We Move to Downey, California, and Experience the Prejudice of the Suburbs

My mother had no idea of what tribe she was, nor did her mother. They were raised out of the culture in Los Angeles. The family was completely assimilated into the white culture. She always experienced prejudice. Later on, when we moved to the burbs, we both experienced prejudice.

The kids would call me names. They would say your mom’s an n-word. Everybody was white in our neighborhood. Everyone was protestant. It was clean-cut. The boys played sports and the girls were cheerleaders, and everyone was Republican and everyone went to church. It was just squeaky-clean.

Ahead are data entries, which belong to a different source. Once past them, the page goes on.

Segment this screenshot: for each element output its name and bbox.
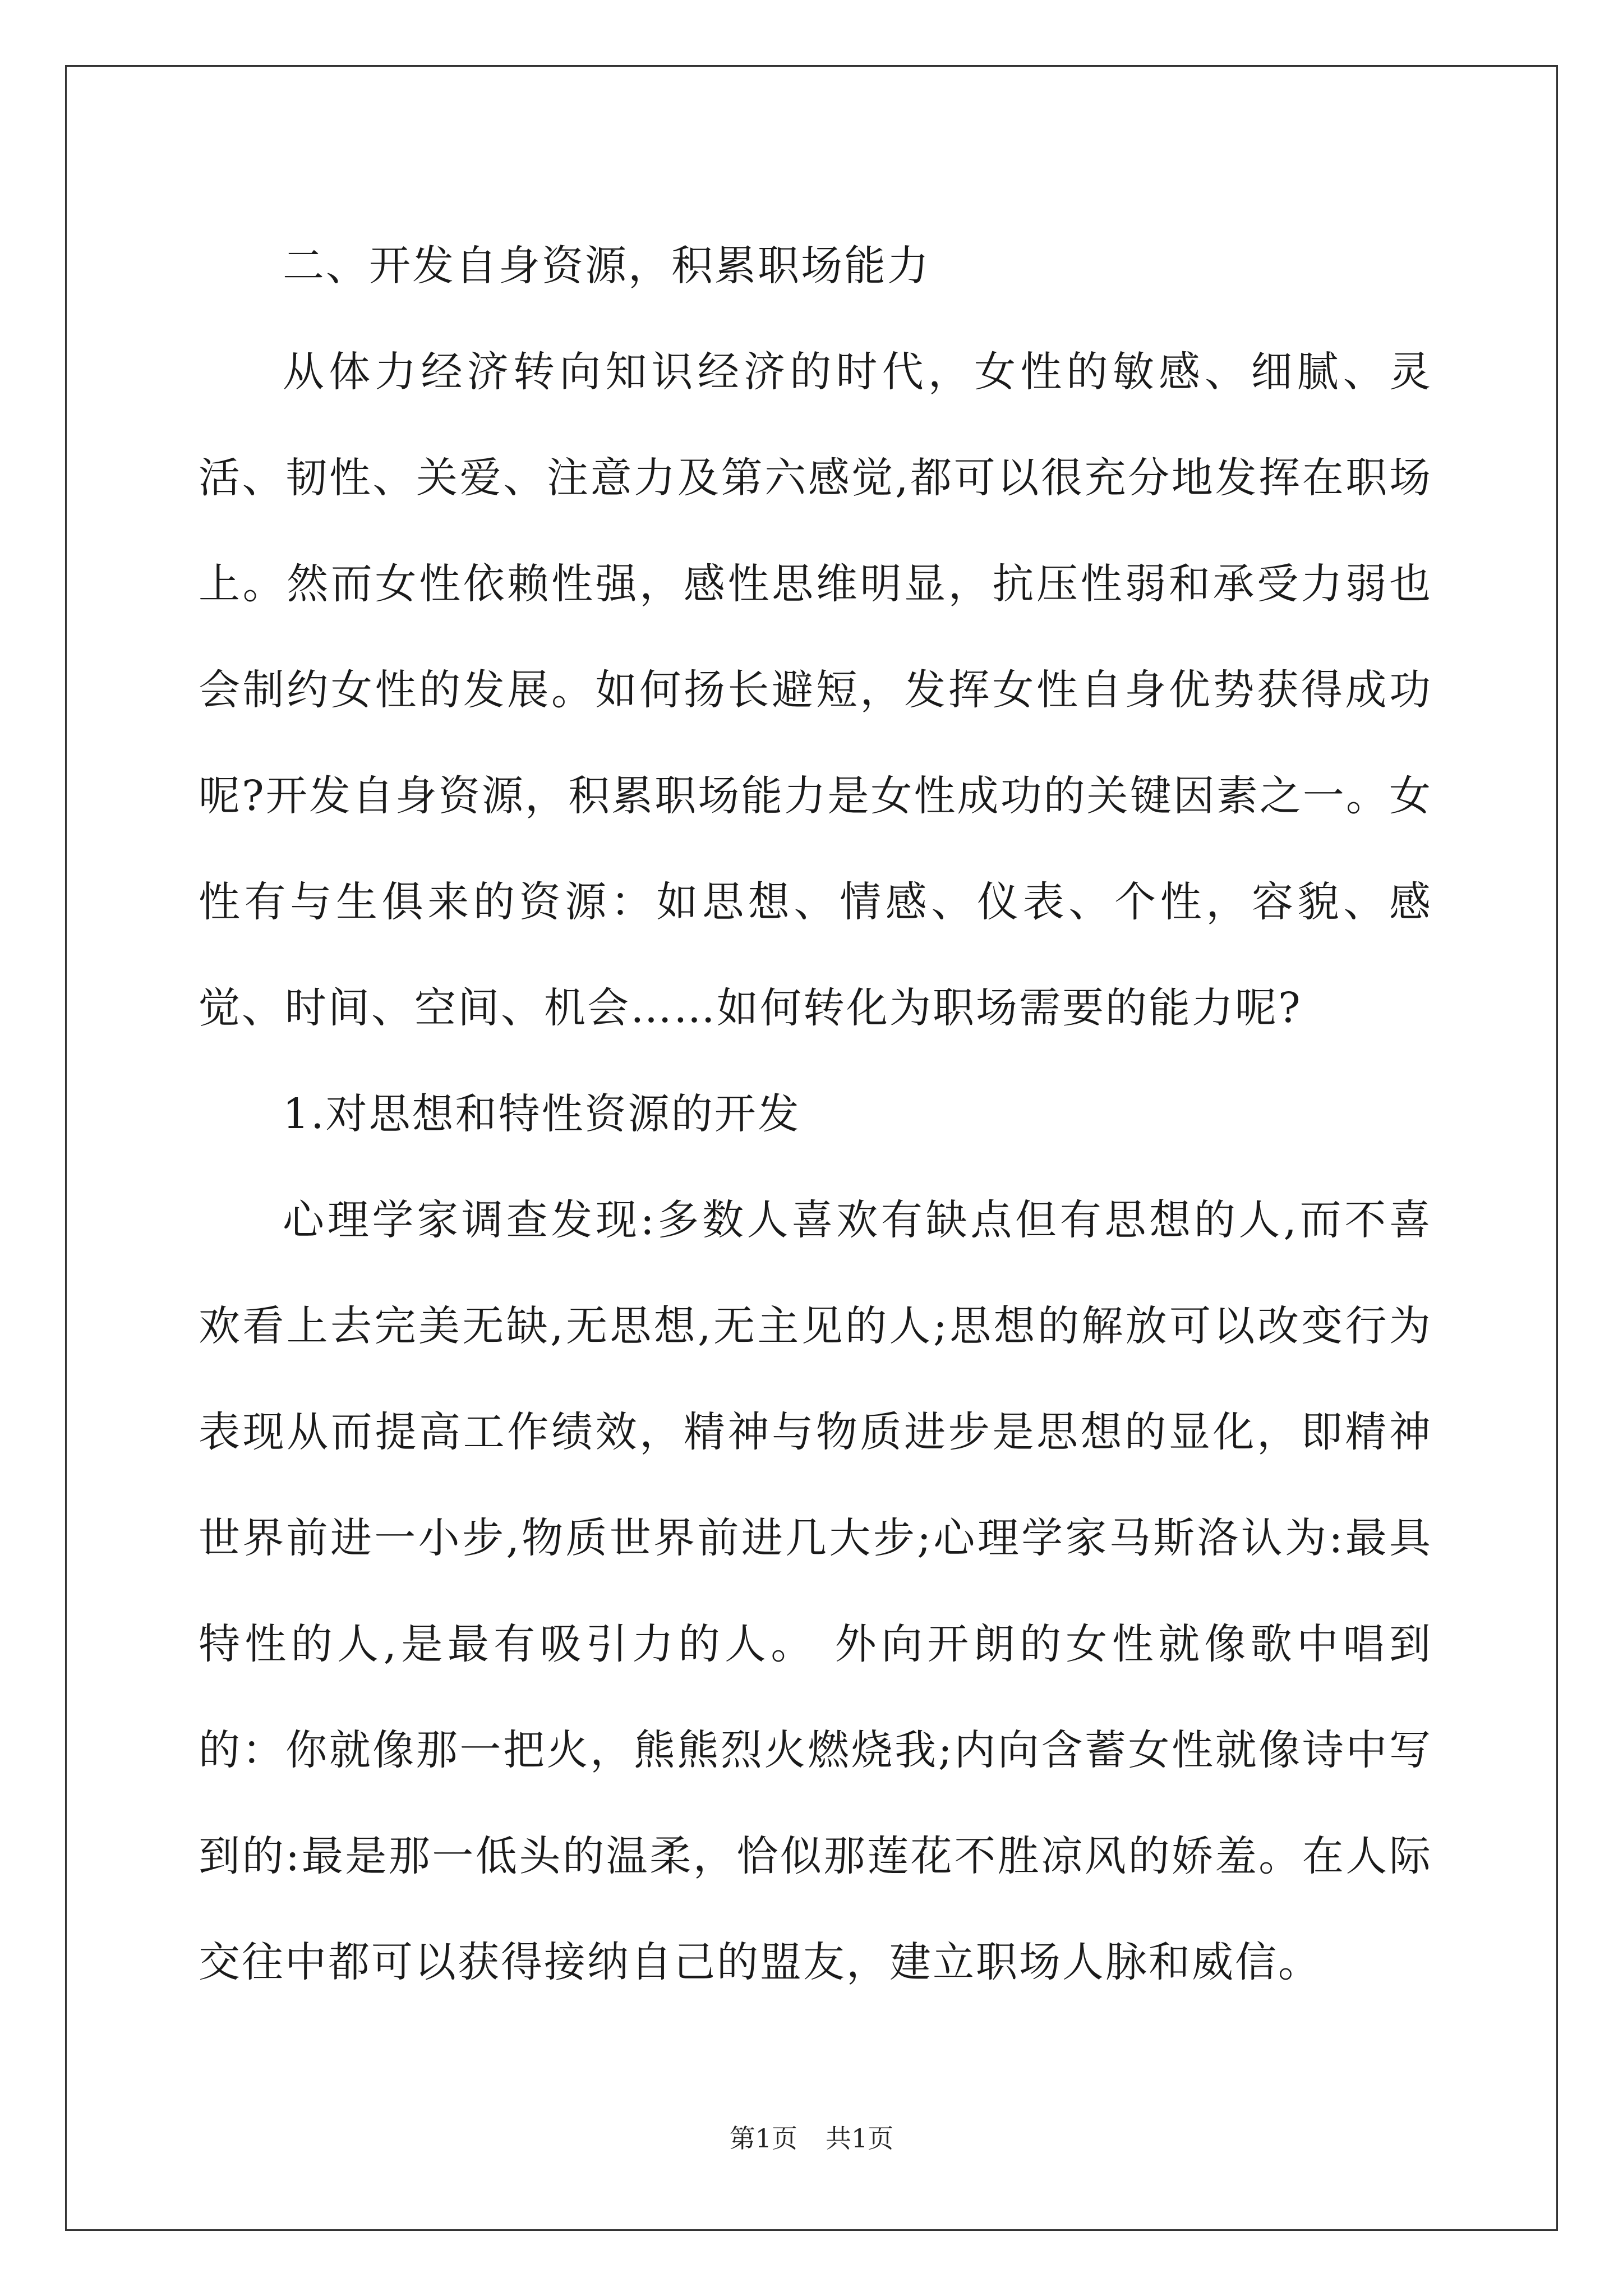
page-total: 共1页	[826, 2123, 894, 2154]
subsection-heading: 1.对思想和特性资源的开发	[283, 1090, 801, 1138]
page-footer	[0, 2122, 1623, 2155]
section-heading: 二、开发自身资源，积累职场能力	[283, 242, 930, 290]
page-number: 第1页	[729, 2123, 797, 2154]
document-body	[199, 213, 1432, 2016]
body-paragraph: 心理学家调查发现:多数人喜欢有缺点但有思想的人,而不喜欢看上去完美无缺,无思想,无主见的人;思想的解放可以改变行为表现从而提高工作绩效，精神与物质进步是思想的显化，即精神世界前进一小步,物质世界前进几大步;心理学家马斯洛认为:最具特性的人,是最有吸引力的人。 外向开朗的女性就像歌中唱到的：你就像那一把火，熊熊烈火燃烧我;内向含蓄女性就像诗中写到的:最是那一低头的温柔，恰似那莲花不胜凉风的娇羞。在人际交往中都可以获得接纳自己的盟友，建立职场人脉和威信。	[199, 1196, 1432, 1986]
body-paragraph: 从体力经济转向知识经济的时代，女性的敏感、细腻、灵活、韧性、关爱、注意力及第六感觉,都可以很充分地发挥在职场上。然而女性依赖性强，感性思维明显，抗压性弱和承受力弱也会制约女性的发展。如何扬长避短，发挥女性自身优势获得成功呢?开发自身资源，积累职场能力是女性成功的关键因素之一。女性有与生俱来的资源：如思想、情感、仪表、个性，容貌、感觉、时间、空间、机会……如何转化为职场需要的能力呢?	[199, 348, 1432, 1032]
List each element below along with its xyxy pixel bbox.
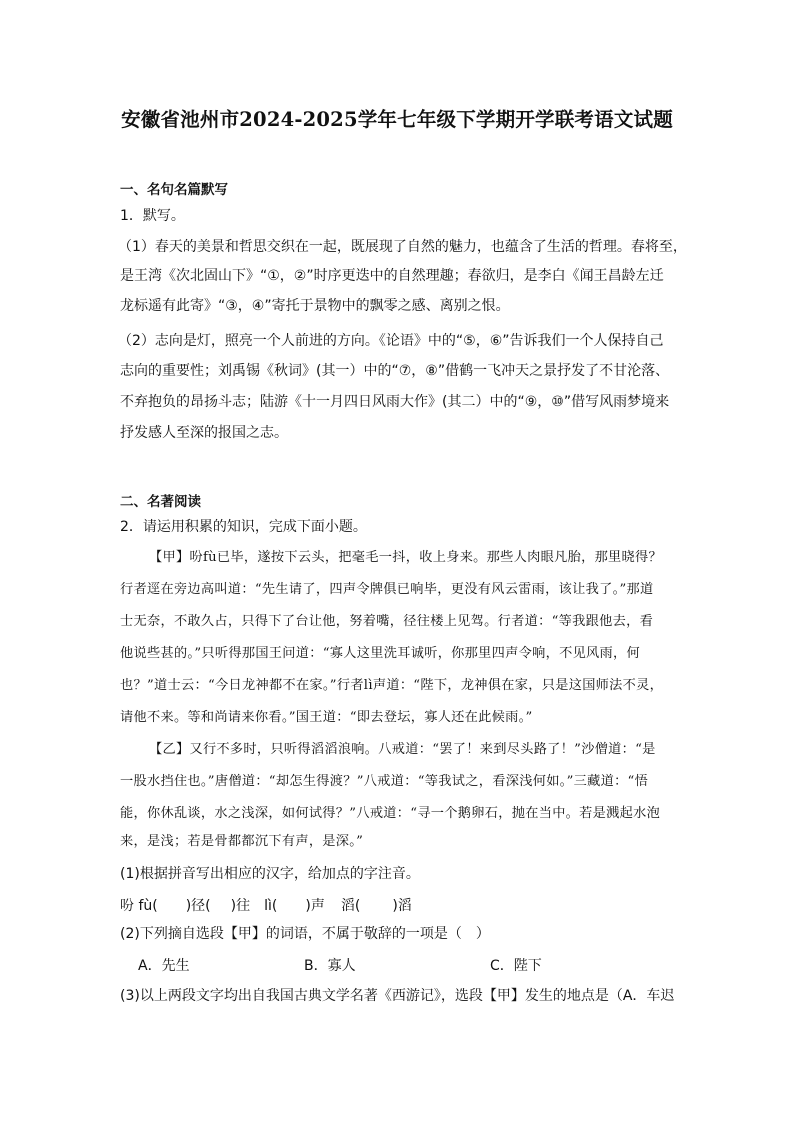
subquestion-2-prompt: (2)下列摘自选段【甲】的词语，不属于敬辞的一项是（ ） [120,926,490,942]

My parents moved there because they wanted me to have a nice normal upbringing, but it was pretty hellish. There was no room for creativity. But those were the times. It was stifling, but it might have been good for me. It made me face a lot of things.

Finally I went through high school there.

I went to Downey Elementary school in the nineteen sixties in the ‘burbs. It was so suburban. Do you know the TV show The Wonder Years?

I’m the same age as the character of the kid in that show. They had the look, the cars, and the houses. It was the nineteen fifties and early nineteen sixties, dead on!

I went to Downey high school, the same school as Karen and Richard Carpenter. They graduated a few years before me. I didn’t know them, and they were millionaires by then.

We just weren’t into their music at all. She had a beautiful voice but their songs were so sappy and saccharin. I graduated in 1975, so we all liked Led Zeppelin or David Bowie. The music we liked had nothing to do with the Carpenters. But all the teachers liked them. They said the Carpenters were great kids.